一套检查下来,医生说他确实是急性荨麻疹,喘息不过来是因为喉头水肿。免疫力太低,让姜迟以后要注意休息,这病容易反复,严重了可能会有休克的风险。
姜迟犹豫了下,还是问了句:“我不是因为过敏吗?我被下药了。”
“什么?”医生和谈橙同时问。
“……就是字面意思,我也不知道是什么药。我还以为是因为药里有我的过敏源。”
“应该不是。你记不记得发病的时候在干什么?你应该是因为情绪波动。”
姜迟看了谈橙一眼,实话说:“当时惹一个人生气,不肯原谅我,就伤心了一会。”
谈橙:“……”
“好吧,还是注意养身体,不然一伤心就发病,那怎么行?”医生开开玩笑,缓解他的心情。谈橙和医生说给他安排住院,姜迟拒绝了,称自己挂个水吃点药就好,许向柔还在家里等他。

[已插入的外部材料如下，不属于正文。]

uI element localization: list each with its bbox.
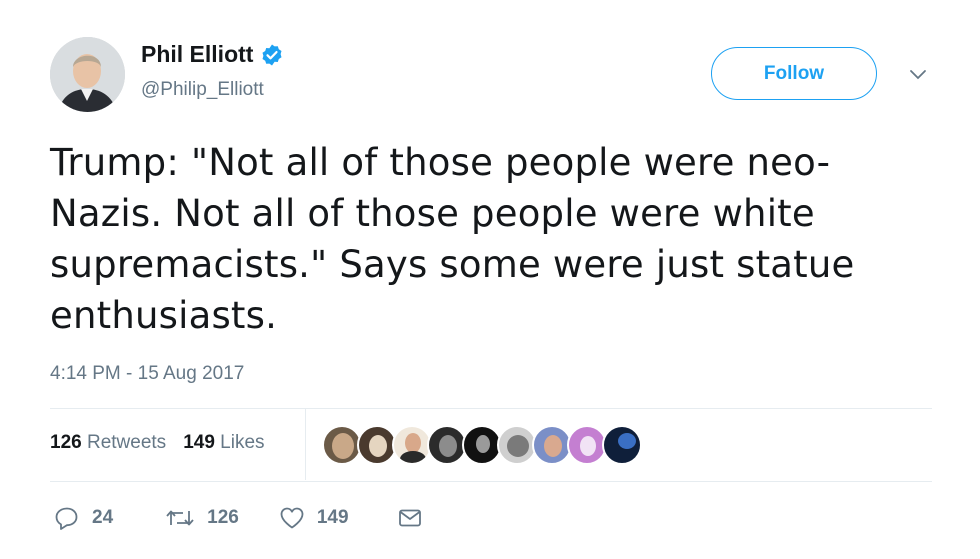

谈橙沉默了会,说好。
在医院折腾了会,离开的时候已经深夜。姜迟不知道什么时候靠着谈橙的肩膀睡着了,醒来时立马坐直,和他说:“怪不得我睡的这么香。”
谈橙瞥了他一眼,说今晚就在这边找个酒店住。姜迟听他的,怕他信息暴露,就用自己的身份证帮忙。
不巧,他选的这家前几天被一档运动类综艺的明星们住过,现在正是流量期,只剩下一间豪华情侣大床房。
姜迟无言,他问:“几张床?”
“嗯?”前台礼貌和他笑笑,“一间哦。”
“能加床吗?”
“可以的,但是比较小。如果只有两人入住,一张床是完全够的,”她顿了顿,看向身后在打电话的谈橙,捂得很严实,从身形来看也不难看出是个帅哥,“空间很大的,你放心。”
姜迟听完点点头:“那就这间吧。”
另一边,谈橙给朋友打电话,道谢借车一事。刚挂断,又接到了工作室的。
消息传得真是快,经纪人直接来问他是不是和汪杨豪起冲突了,什么时候和他认识的?谈橙没说真话,随便找了个理由应付过去。
是踩你什么雷点了,值得你动手啊?怎么还和刚出道那会一样冲呢?
你知道他是什么样的人。
对啊,所以我奇怪,他抢了你的人?没听你说过。
谈橙运气挺好,出道的时候签约公司,没遇到吃人血馒头的买卖,尽职尽责,专给谈橙收烂摊子。但总归还是因为他有商业价值,所以采取放养模式。后来时间到解了约,自己成立了工作室。
经济人试探一番,无果,又和他说虽然现在同性恋也是个卖点,但磕一磕和真官宣还是很不一样的,让他仔细想清楚以后的路要怎么走。谈橙认真听完,说了句麻烦你们,结束了这通电话。